The Cambodian government led by Prime Minister Hun Sen has ordered the closure of a major U.S.-funded “democracy promotion” group, the National Democratic Institute (NDI).
The announcement on Wednesday comes amid a broad crackdown on non-governmental groups and critical media outlets ahead of a crucial general election next year, rights groups have said.
In a statement, the foreign ministry said it had ordered NDI’s foreign staff to leave the country within a week.
It added that the government would take similar action against other NGOs that were found to have violated the controversial law governing NGOs.
A foreign ministry spokesperson could not be reached for comment.
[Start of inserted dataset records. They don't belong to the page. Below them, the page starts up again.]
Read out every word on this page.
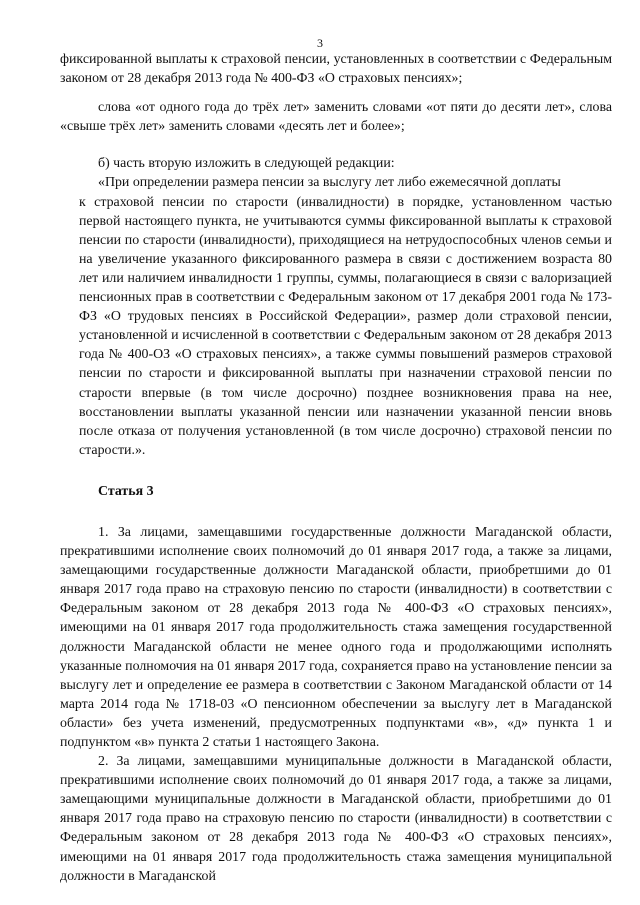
3

фиксированной выплаты к страховой пенсии, установленных в соответствии с Федеральным законом от 28 декабря 2013 года № 400-ФЗ «О страховых пенсиях»;

слова «от одного года до трёх лет» заменить словами «от пяти до десяти лет», слова «свыше трёх лет» заменить словами «десять лет и более»;

б) часть вторую изложить в следующей редакции:

«При определении размера пенсии за выслугу лет либо ежемесячной доплаты

к страховой пенсии по старости (инвалидности) в порядке, установленном частью первой настоящего пункта, не учитываются суммы фиксированной выплаты к страховой пенсии по старости (инвалидности), приходящиеся на нетрудоспособных членов семьи и на увеличение указанного фиксированного размера в связи с достижением возраста 80 лет или наличием инвалидности 1 группы, суммы, полагающиеся в связи с валоризацией пенсионных прав в соответствии с Федеральным законом от 17 декабря 2001 года № 173-ФЗ «О трудовых пенсиях в Российской Федерации», размер доли страховой пенсии, установленной и исчисленной в соответствии с Федеральным законом от 28 декабря 2013 года № 400-ОЗ «О страховых пенсиях», а также суммы повышений размеров страховой пенсии по старости и фиксированной выплаты при назначении страховой пенсии по старости впервые (в том числе досрочно) позднее возникновения права на нее, восстановлении выплаты указанной пенсии или назначении указанной пенсии вновь после отказа от получения установленной (в том числе досрочно) страховой пенсии по старости.».

Статья 3

1. За лицами, замещавшими государственные должности Магаданской области, прекратившими исполнение своих полномочий до 01 января 2017 года, а также за лицами, замещающими государственные должности Магаданской области, приобретшими до 01 января 2017 года право на страховую пенсию по старости (инвалидности) в соответствии с Федеральным законом от 28 декабря 2013 года № 400-ФЗ «О страховых пенсиях», имеющими на 01 января 2017 года продолжительность стажа замещения государственной должности Магаданской области не менее одного года и продолжающими исполнять указанные полномочия на 01 января 2017 года, сохраняется право на установление пенсии за выслугу лет и определение ее размера в соответствии с Законом Магаданской области от 14 марта 2014 года № 1718-03 «О пенсионном обеспечении за выслугу лет в Магаданской области» без учета изменений, предусмотренных подпунктами «в», «д» пункта 1 и подпунктом «в» пункта 2 статьи 1 настоящего Закона.

2. За лицами, замещавшими муниципальные должности в Магаданской области, прекратившими исполнение своих полномочий до 01 января 2017 года, а также за лицами, замещающими муниципальные должности в Магаданской области, приобретшими до 01 января 2017 года право на страховую пенсию по старости (инвалидности) в соответствии с Федеральным законом от 28 декабря 2013 года № 400-ФЗ «О страховых пенсиях», имеющими на 01 января 2017 года продолжительность стажа замещения муниципальной должности в Магаданской
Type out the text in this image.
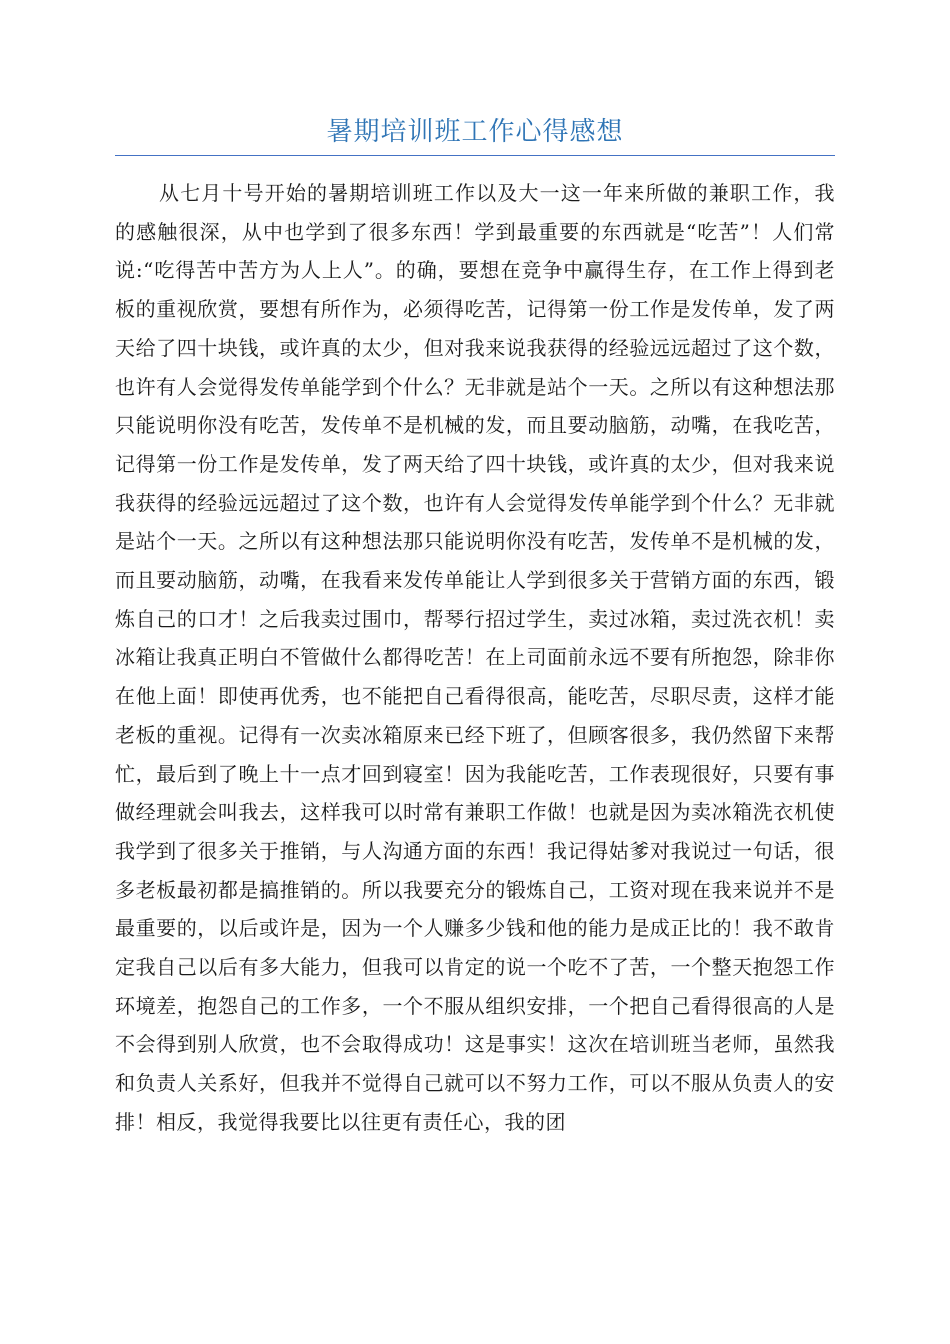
暑期培训班工作心得感想

从七月十号开始的暑期培训班工作以及大一这一年来所做的兼职工作，我的感触很深，从中也学到了很多东西！学到最重要的东西就是“吃苦”！人们常说:“吃得苦中苦方为人上人”。的确，要想在竞争中赢得生存，在工作上得到老板的重视欣赏，要想有所作为，必须得吃苦，记得第一份工作是发传单，发了两天给了四十块钱，或许真的太少，但对我来说我获得的经验远远超过了这个数，也许有人会觉得发传单能学到个什么？无非就是站个一天。之所以有这种想法那只能说明你没有吃苦，发传单不是机械的发，而且要动脑筋，动嘴，在我吃苦，记得第一份工作是发传单，发了两天给了四十块钱，或许真的太少，但对我来说我获得的经验远远超过了这个数，也许有人会觉得发传单能学到个什么？无非就是站个一天。之所以有这种想法那只能说明你没有吃苦，发传单不是机械的发，而且要动脑筋，动嘴，在我看来发传单能让人学到很多关于营销方面的东西，锻炼自己的口才！之后我卖过围巾，帮琴行招过学生，卖过冰箱，卖过洗衣机！卖冰箱让我真正明白不管做什么都得吃苦！在上司面前永远不要有所抱怨，除非你在他上面！即使再优秀，也不能把自己看得很高，能吃苦，尽职尽责，这样才能老板的重视。记得有一次卖冰箱原来已经下班了，但顾客很多，我仍然留下来帮忙，最后到了晚上十一点才回到寝室！因为我能吃苦，工作表现很好，只要有事做经理就会叫我去，这样我可以时常有兼职工作做！也就是因为卖冰箱洗衣机使我学到了很多关于推销，与人沟通方面的东西！我记得姑爹对我说过一句话，很多老板最初都是搞推销的。所以我要充分的锻炼自己，工资对现在我来说并不是最重要的，以后或许是，因为一个人赚多少钱和他的能力是成正比的！我不敢肯定我自己以后有多大能力，但我可以肯定的说一个吃不了苦，一个整天抱怨工作环境差，抱怨自己的工作多，一个不服从组织安排，一个把自己看得很高的人是不会得到别人欣赏，也不会取得成功！这是事实！这次在培训班当老师，虽然我和负责人关系好，但我并不觉得自己就可以不努力工作，可以不服从负责人的安排！相反，我觉得我要比以往更有责任心，我的团
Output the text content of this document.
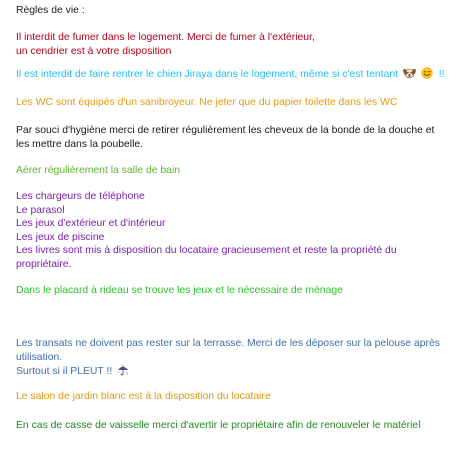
Règles de vie :

Il interdit de fumer dans le logement. Merci de fumer à l'extérieur,
un cendrier est à votre disposition

Il est interdit de faire rentrer le chien Jiraya dans le logement, même si c'est tentant
	!!

Les WC sont équipés d'un sanibroyeur. Ne jeter que du papier toilette dans les WC

Par souci d'hygiène merci de retirer régulièrement les cheveux de la bonde de la douche et
les mettre dans la poubelle.

Aérer régulièrement la salle de bain

Les chargeurs de téléphone
Le parasol
Les jeux d'extérieur et d'intérieur
Les jeux de piscine
Les livres sont mis à disposition du locataire gracieusement et reste la propriété du
propriétaire.

Dans le placard à rideau se trouve les jeux et le nécessaire de ménage

Les transats ne doivent pas rester sur la terrasse. Merci de les déposer sur la pelouse après
utilisation.
Surtout si il PLEUT !!

Le salon de jardin blanc est à la disposition du locataire

En cas de casse de vaisselle merci d'avertir le propriétaire afin de renouveler le matériel
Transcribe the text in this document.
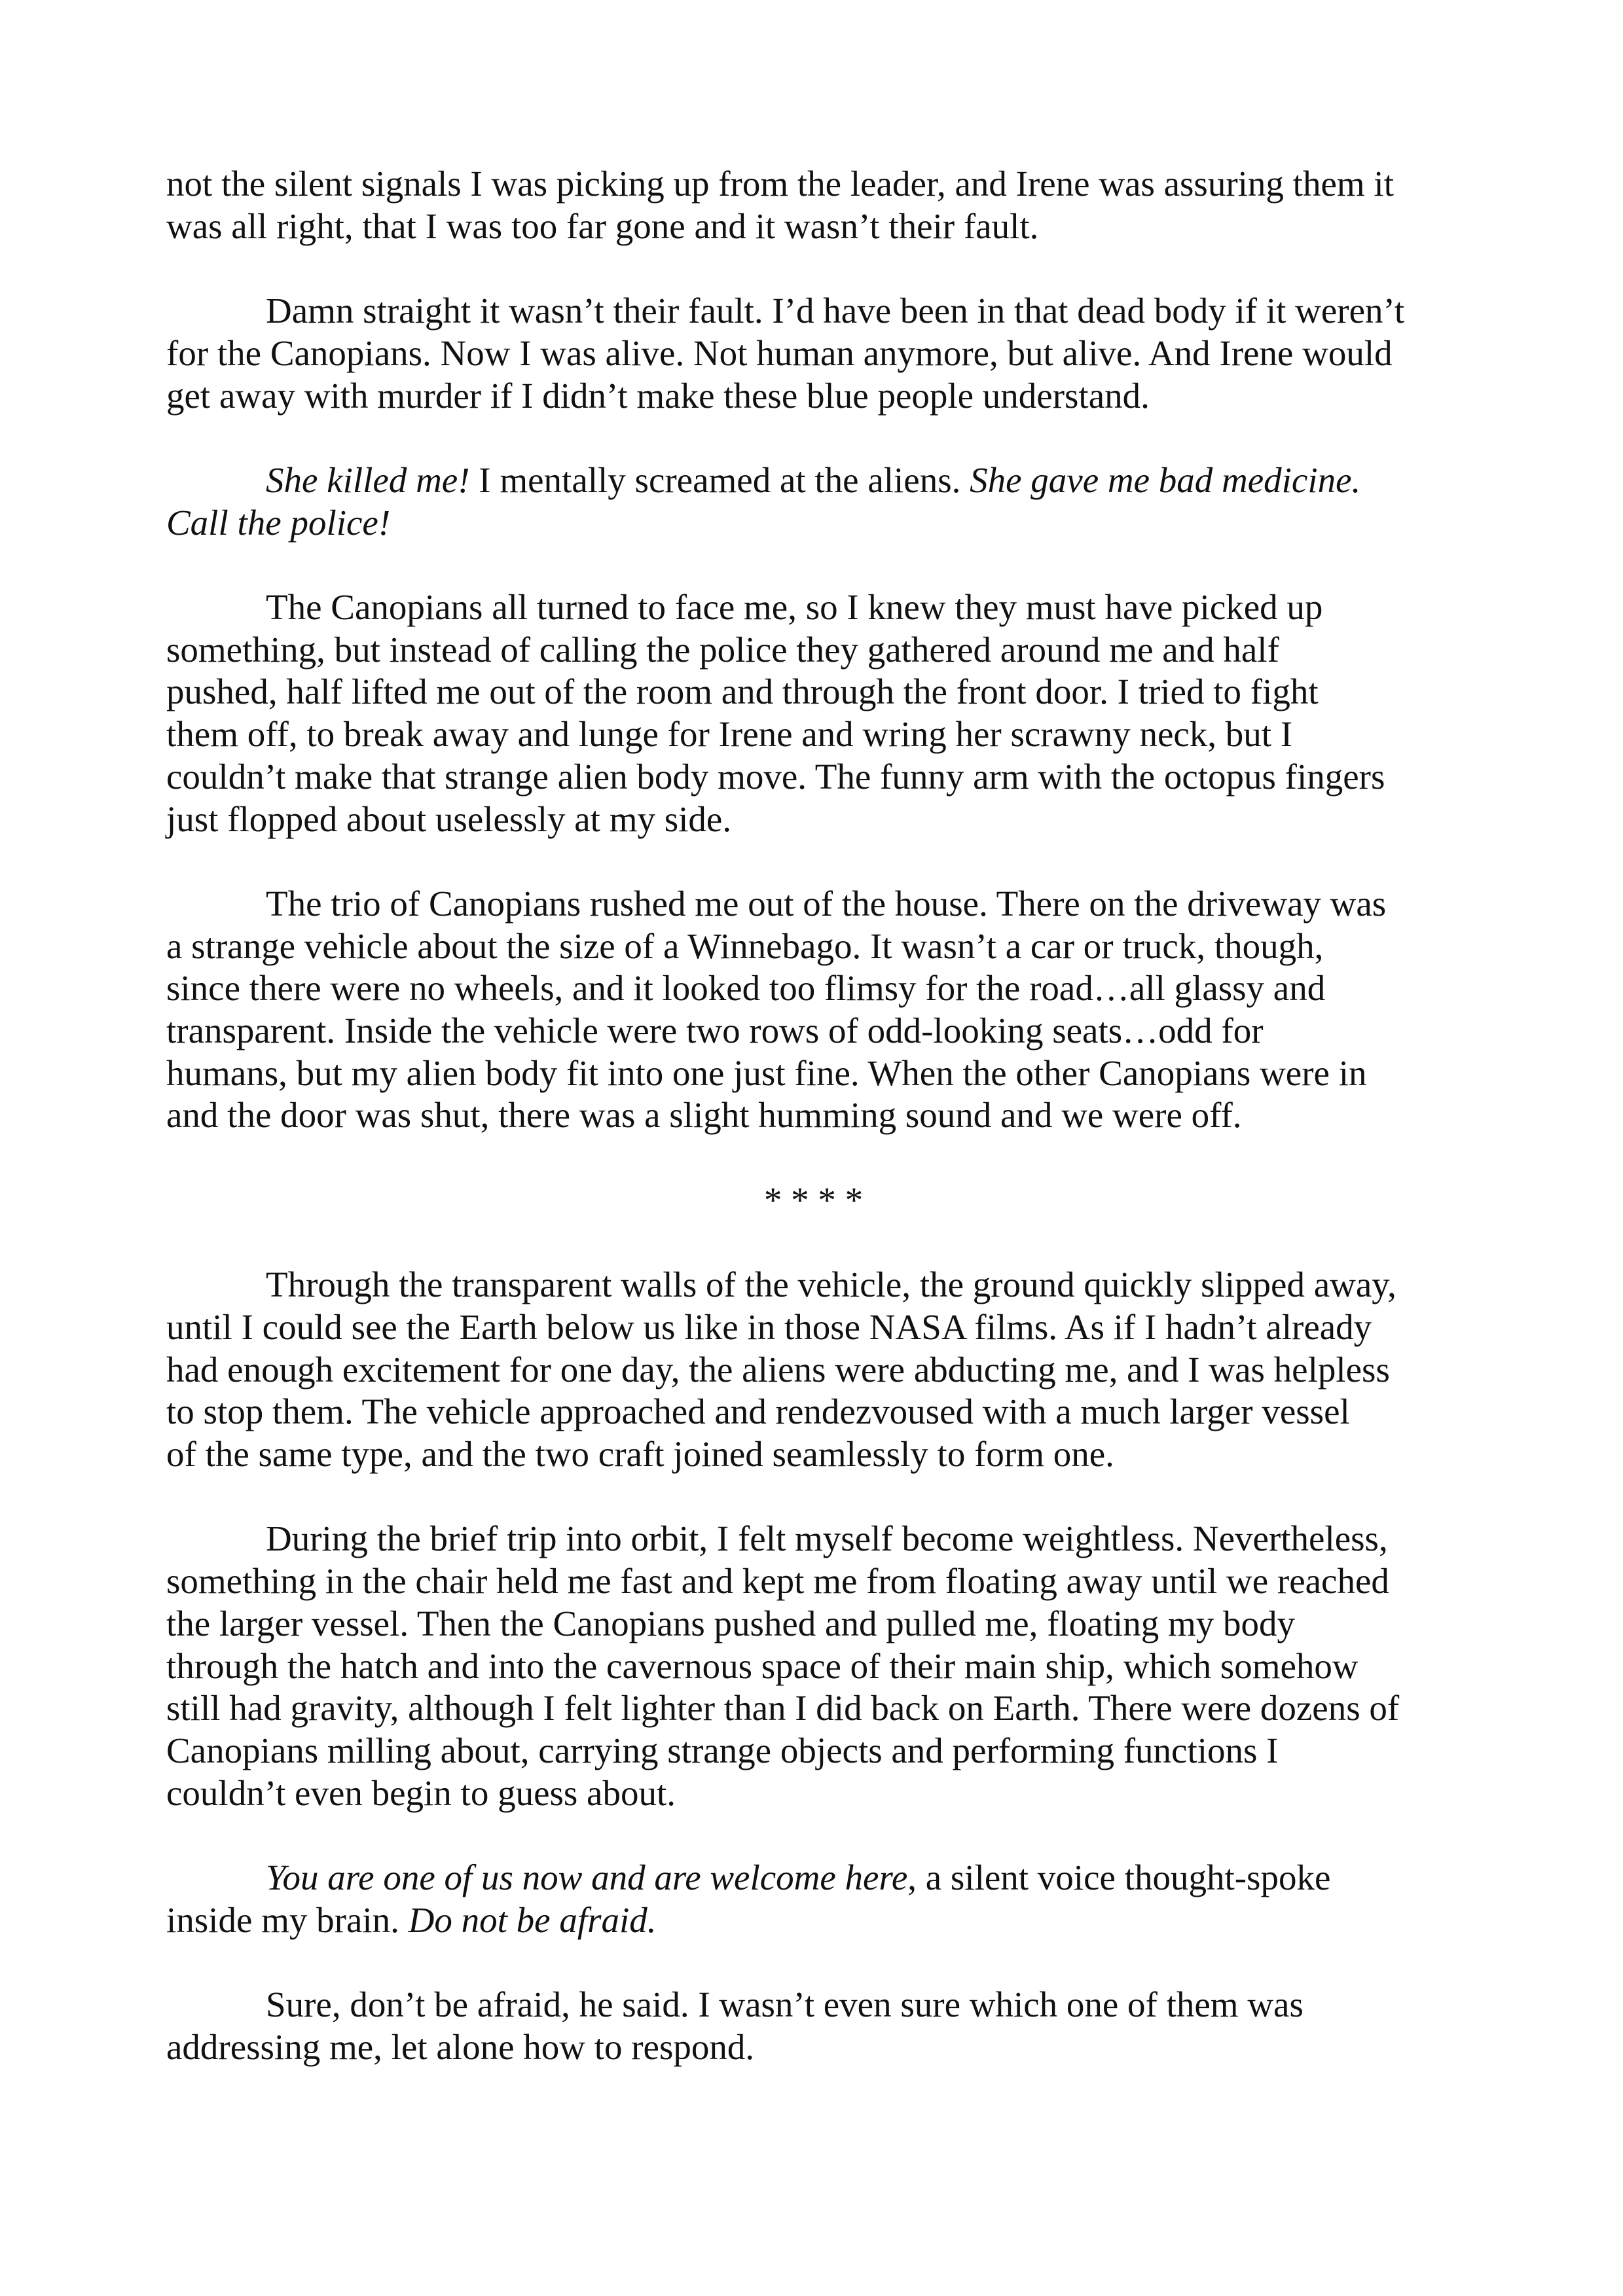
not the silent signals I was picking up from the leader, and Irene was assuring them it
was all right, that I was too far gone and it wasn’t their fault.
Damn straight it wasn’t their fault. I’d have been in that dead body if it weren’t
for the Canopians. Now I was alive. Not human anymore, but alive. And Irene would
get away with murder if I didn’t make these blue people understand.
She killed me! I mentally screamed at the aliens. She gave me bad medicine.
Call the police!
The Canopians all turned to face me, so I knew they must have picked up
something, but instead of calling the police they gathered around me and half
pushed, half lifted me out of the room and through the front door. I tried to fight
them off, to break away and lunge for Irene and wring her scrawny neck, but I
couldn’t make that strange alien body move. The funny arm with the octopus fingers
just flopped about uselessly at my side.
The trio of Canopians rushed me out of the house. There on the driveway was
a strange vehicle about the size of a Winnebago. It wasn’t a car or truck, though,
since there were no wheels, and it looked too flimsy for the road…all glassy and
transparent. Inside the vehicle were two rows of odd-looking seats…odd for
humans, but my alien body fit into one just fine. When the other Canopians were in
and the door was shut, there was a slight humming sound and we were off.
* * * *
Through the transparent walls of the vehicle, the ground quickly slipped away,
until I could see the Earth below us like in those NASA films. As if I hadn’t already
had enough excitement for one day, the aliens were abducting me, and I was helpless
to stop them. The vehicle approached and rendezvoused with a much larger vessel
of the same type, and the two craft joined seamlessly to form one.
During the brief trip into orbit, I felt myself become weightless. Nevertheless,
something in the chair held me fast and kept me from floating away until we reached
the larger vessel. Then the Canopians pushed and pulled me, floating my body
through the hatch and into the cavernous space of their main ship, which somehow
still had gravity, although I felt lighter than I did back on Earth. There were dozens of
Canopians milling about, carrying strange objects and performing functions I
couldn’t even begin to guess about.
You are one of us now and are welcome here, a silent voice thought-spoke
inside my brain. Do not be afraid.
Sure, don’t be afraid, he said. I wasn’t even sure which one of them was
addressing me, let alone how to respond.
John Cavanaugh, NDI’s executive director in Cambodia, did not respond to a request for comment.
The NDI, founded in 1992, works internationally to promote democracy around the world, but has come under fire from critics for its alleged role in promoting U.S. soft power and regime change, a charge often leveled at civil society and the opposition in Cambodia by Hun Sen’s ruling Cambodian People’s Party.
The foreign ministry said in its statement that since the passage of the NGO law in August 2015, the NDI had continued to operate despite not having been granted a license since it requested one in June 2016.
Chak Sopheap, executive director of the Cambodian Center for Human Rights, said the closure of NDI would “undermine the practice of democracy in Cambodia”.
“It can be seen that we will not achieve our goal, which is to ensure the real democracy in Cambodia.”
The announcement of the imminent closure of NDI came after a pro-government website, Fresh News, published an article containing claims that the group planned to conspire with the opposition Cambodia National Rescue Party to “overthrow” the government.